Will Philly refinery shutdown create jobs at area competitors? Unlikely, analysts say

The Philadelphia Energy Solutions Refining Complex in Philadelphia is shown Wednesday, June 26, 2019. (AP Photo/Matt Rourke)

The Philadelphia Energy Solutions Refining Complex in Philadelphia is shown Wednesday, June 26, 2019. (AP Photo/Matt Rourke)

Even with the largest oil refinery on the East Coast slated for closure, don’t expect other refineries in the region to pick up the lost capacity or jobs, analysts said Thursday.

Instead, the region will likely look to Gulf Coast refineries or those in Europe for more gasoline and other petroleum products, they said.

That means many of the roughly 1,000 workers facing layoffs at the fire-damaged Philadelphia Energy Solutions complex in South Philly may not have the chance for other refinery jobs close to home.

PES has said it will prepare the facility for a sale but expected all layoffs to be permanent. The announcement came shortly after a blaze erupted there last Friday, triggering a series of explosions that could be heard miles from the scene.

There are four other refineries in the greater Philadelphia region: facilities owned by PBF Energy in Paulsboro, N.J. and Delaware City, Del.; by Monroe Energy in Trainer, Pa.; and by Phillips 66 in Linden, N.J.

Asked whether any of the PES workers could potentially find work at the Linden site, a Phillips 66 spokeswoman sent a link to the company’s jobs board. It showed only two openings: in Oklahoma and Texas.

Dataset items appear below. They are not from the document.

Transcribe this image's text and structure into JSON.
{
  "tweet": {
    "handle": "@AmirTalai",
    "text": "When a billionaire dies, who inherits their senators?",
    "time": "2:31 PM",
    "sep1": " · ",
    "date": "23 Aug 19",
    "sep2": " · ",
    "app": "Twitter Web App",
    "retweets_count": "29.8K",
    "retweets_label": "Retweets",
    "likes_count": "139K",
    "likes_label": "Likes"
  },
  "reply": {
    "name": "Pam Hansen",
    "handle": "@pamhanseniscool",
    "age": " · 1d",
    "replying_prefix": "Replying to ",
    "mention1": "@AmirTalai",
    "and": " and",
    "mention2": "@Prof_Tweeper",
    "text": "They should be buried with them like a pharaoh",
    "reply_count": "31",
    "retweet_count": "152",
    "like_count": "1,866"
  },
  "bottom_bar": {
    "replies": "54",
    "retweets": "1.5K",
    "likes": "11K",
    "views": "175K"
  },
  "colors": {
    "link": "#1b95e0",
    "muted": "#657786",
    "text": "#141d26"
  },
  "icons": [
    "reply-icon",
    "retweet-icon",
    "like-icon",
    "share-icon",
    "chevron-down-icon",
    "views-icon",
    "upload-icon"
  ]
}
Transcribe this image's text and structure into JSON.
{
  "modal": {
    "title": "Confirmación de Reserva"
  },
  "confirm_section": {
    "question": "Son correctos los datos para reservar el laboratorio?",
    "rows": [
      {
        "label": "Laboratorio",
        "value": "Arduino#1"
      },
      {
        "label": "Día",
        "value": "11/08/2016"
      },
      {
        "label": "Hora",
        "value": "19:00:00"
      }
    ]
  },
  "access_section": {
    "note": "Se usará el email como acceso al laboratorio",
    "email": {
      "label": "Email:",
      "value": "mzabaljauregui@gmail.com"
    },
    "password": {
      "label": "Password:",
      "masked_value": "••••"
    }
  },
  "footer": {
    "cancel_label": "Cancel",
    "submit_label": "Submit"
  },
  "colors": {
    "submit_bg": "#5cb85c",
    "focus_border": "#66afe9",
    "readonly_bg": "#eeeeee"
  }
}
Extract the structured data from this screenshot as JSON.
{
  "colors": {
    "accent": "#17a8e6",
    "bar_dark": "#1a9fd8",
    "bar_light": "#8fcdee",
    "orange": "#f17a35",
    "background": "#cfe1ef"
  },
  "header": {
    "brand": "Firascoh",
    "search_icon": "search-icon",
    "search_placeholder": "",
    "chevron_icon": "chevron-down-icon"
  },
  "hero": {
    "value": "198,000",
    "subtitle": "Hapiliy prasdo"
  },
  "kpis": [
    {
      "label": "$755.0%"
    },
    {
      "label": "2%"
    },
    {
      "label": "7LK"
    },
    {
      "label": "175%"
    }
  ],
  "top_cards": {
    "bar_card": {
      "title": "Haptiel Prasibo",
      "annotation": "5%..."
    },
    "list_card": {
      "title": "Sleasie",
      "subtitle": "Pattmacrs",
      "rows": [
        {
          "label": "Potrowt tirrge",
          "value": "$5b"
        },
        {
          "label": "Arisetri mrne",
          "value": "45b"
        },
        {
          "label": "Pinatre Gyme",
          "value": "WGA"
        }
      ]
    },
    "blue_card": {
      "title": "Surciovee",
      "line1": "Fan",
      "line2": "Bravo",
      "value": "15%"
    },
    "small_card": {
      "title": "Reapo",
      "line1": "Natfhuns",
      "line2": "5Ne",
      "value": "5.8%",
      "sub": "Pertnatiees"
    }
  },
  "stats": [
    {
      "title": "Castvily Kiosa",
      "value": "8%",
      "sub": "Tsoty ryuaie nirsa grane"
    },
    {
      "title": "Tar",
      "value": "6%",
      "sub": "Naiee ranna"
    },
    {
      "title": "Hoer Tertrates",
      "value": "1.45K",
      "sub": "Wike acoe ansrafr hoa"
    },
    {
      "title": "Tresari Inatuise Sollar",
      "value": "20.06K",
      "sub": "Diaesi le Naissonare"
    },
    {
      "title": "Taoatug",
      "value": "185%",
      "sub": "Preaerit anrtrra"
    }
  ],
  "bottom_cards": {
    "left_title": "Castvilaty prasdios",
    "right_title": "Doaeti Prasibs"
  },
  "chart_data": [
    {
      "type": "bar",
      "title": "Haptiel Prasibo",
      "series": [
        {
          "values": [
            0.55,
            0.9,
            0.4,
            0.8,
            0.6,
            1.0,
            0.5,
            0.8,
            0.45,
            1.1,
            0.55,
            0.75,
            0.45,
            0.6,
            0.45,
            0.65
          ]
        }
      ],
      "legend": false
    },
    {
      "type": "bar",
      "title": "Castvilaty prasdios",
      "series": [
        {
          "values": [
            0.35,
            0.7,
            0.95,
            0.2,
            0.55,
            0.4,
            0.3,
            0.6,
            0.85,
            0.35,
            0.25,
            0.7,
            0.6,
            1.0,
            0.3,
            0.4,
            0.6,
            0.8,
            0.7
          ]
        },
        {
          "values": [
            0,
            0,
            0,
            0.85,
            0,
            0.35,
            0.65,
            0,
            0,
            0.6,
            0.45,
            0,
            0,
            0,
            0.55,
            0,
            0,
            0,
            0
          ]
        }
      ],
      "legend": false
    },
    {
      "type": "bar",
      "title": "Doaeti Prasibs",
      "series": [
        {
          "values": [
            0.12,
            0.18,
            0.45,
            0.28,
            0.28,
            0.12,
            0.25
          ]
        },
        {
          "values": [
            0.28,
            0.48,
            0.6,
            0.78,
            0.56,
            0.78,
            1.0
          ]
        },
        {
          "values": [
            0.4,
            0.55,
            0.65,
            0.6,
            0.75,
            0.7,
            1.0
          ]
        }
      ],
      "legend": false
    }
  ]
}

A spokesman for Monroe Energy declined to comment, although there are more opportunities on its jobs board, and PBF Energy did not respond to a message seeking comment.

Refiners do not publicize detailed data on their output, but the typical refinery is running at around 90% capacity this time of year, said Patrick DeHaan, head of petroleum analysis at GasBuddy.

Any increased production those facilities could manage wouldn’t come close to replacing the PES plant’s ability to process 335,000 barrels of crude oil a day, or about a quarter of the region’s capacity, he said.

And even if there were an appetite to expand some of those facilities — which there likely is not — it couldn’t happen overnight, he said.

“You’re talking years of environmental oversight, plans being drawn up,” DeHaan said. “It would probably take several years to increase production.”

Chris van Moessner, an editor covering oil futures and S&P Global Platts, said the East Coast was reliant on imports of gasoline to meet demand even before the PES fire.

“So that incentive is already there last month” for facilities to increase production, he said. “The economics are maybe a little bit better now than they were, but if they’re going to expand, they had the option to do it in the past already.”